Pesquisadores usaram levantamentos de rádio para estudar candidatas a Esferas de Dyson. Em novo artigo, propõem que galáxias distantes podem explicar as assinaturas observadas.

Na busca por inteligência extraterrestre, Esferas de Dyson têm sido uma digressão e tanto. Recentemente, sete estrelas foram identificadas como candidatas em potencial, com a maior parte de sua radiação emitida nos comprimentos de onda do infravermelho. Potencialmente, essa é a assinatura do calor de uma matriz de espaçonaves ao redor da estrela.

Leia mais: “Cientistas acreditam ter encontrado Esferas de Dyson”, 16/05/2024.

Agora, um novo artigo apresentou outra explicação um pouco menos empolgante: galáxias obscurecidas por poeira, uma forma de “contaminação” nas observações

O conceito de Esferas de Dyson foi proposto pela primeira vez por Freeman Dyson em 1960 para descrever como uma civilização tecnologicamente avançada posicionaria coletores de energia e até mesmo habitats ao redor de uma estrela. Eventualmente, essa infraestrutura poderia envolver toda a estrela e Dyson argumentou que uma assinatura seria detectável em infravermelho.

Publicadas recentemente, as descobertas do Projeto Hephaistos – conduzido por uma equipe internacional de cientistas – revelaram sete estrelas do tipo M candidatas a terem Esferas ou Enxames de Dyson. A equipe examinou uma amostra de 5 milhões de estrelas observadas pelo satélite astrométrico europeu Gaia. Dados da pesquisa 2MASS (Two Micron All Sky Survey) e do telescópio espacial infravermelho WISE (Wide Field Infrared Survey Explorer) também foram usados para identificar as estrelas que pareciam apresentar o excesso de infravermelho esperado.

Galáxias obscurecidas por poeira feitas pelo telescópio espacial WISE

Em artigo mais recente, liderado por Tongtian Ren, foi proposta outra explicação para esses dados, cruzando dados do Very Large Array Sky Survey (VLASS) e de outros levantamentos de rádio do céu. Eles procuraram por fontes de rádio em um raio de 10 segundos de arco a partir das posições das candidatas levantadas com o Gaia. (A lua cheia tem 1.860 segundos de arco de diâmetro.)

Foram encontradas fontes de rádio para três das candidatas: A, B e G. A precisão das fontes estava dentro de 4,9, 0,4 e 5,0 segundos de arco, respectivamente, e a candidata G foi encontrada em vários levantamentos de rádio.

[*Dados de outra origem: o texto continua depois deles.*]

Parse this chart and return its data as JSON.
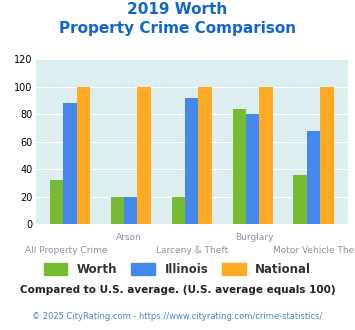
{
  "title_line1": "2019 Worth",
  "title_line2": "Property Crime Comparison",
  "categories": [
    "All Property Crime",
    "Arson",
    "Larceny & Theft",
    "Burglary",
    "Motor Vehicle Theft"
  ],
  "worth": [
    32,
    20,
    20,
    84,
    36
  ],
  "illinois": [
    88,
    20,
    92,
    80,
    68
  ],
  "national": [
    100,
    100,
    100,
    100,
    100
  ],
  "worth_color": "#77bb33",
  "illinois_color": "#4488ee",
  "national_color": "#ffaa22",
  "bg_color": "#ddeef0",
  "ylim": [
    0,
    120
  ],
  "yticks": [
    0,
    20,
    40,
    60,
    80,
    100,
    120
  ],
  "xlabel_top": [
    "",
    "Arson",
    "",
    "Burglary",
    ""
  ],
  "xlabel_bottom": [
    "All Property Crime",
    "",
    "Larceny & Theft",
    "",
    "Motor Vehicle Theft"
  ],
  "legend_labels": [
    "Worth",
    "Illinois",
    "National"
  ],
  "footnote1": "Compared to U.S. average. (U.S. average equals 100)",
  "footnote2": "© 2025 CityRating.com - https://www.cityrating.com/crime-statistics/",
  "title_color": "#1166cc",
  "xlabel_color": "#9988aa",
  "footnote1_color": "#222222",
  "footnote2_color": "#4488cc",
  "legend_text_color": "#333333"
}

A conclusão da equipe é que é mais provável que as candidatas a Esferas de Dyson sejam, na verdade, algum tipo de fenômeno extragaláctico. A explicação mais provável é uma galáxia distante obscurecida por poeira. A presença da poeira contaminaria a distribuição de energia infravermelha nos espectros dos dois objetos. A outra candidata, B, também é considerada uma galáxia distante, mas que estava dentro de uma linha de visão muito próxima de uma estrela anã do tipo M.

Muito semelhante às candidatas A e B, a candidata G tem um espectro que revela núcleos galácticos ativos (AGNs) com ruídos de rádio e jatos superluminais que se estendem. É provável que as galáxias sejam quasares distantes que emitem enormes quantidades de radiação, mas as nuvens de poeira quente obscurecem a maior parte dela, exceto a infravermelha.

Até o momento, não foi encontrada nenhuma fonte de rádio correspondente às outras quatro estrelas. Isso não significa que o modelo de “galáxia quente obscurecida por poeira” não seja uma explicação adequada, mas apenas que são necessárias pesquisas de rádio de maior resolução.

É claro que não podemos também descartar que sejam Esferas de Dyson. Podem ser? Podem ser, sim… Mas ainda não há evidências suficientes para bater o martelo.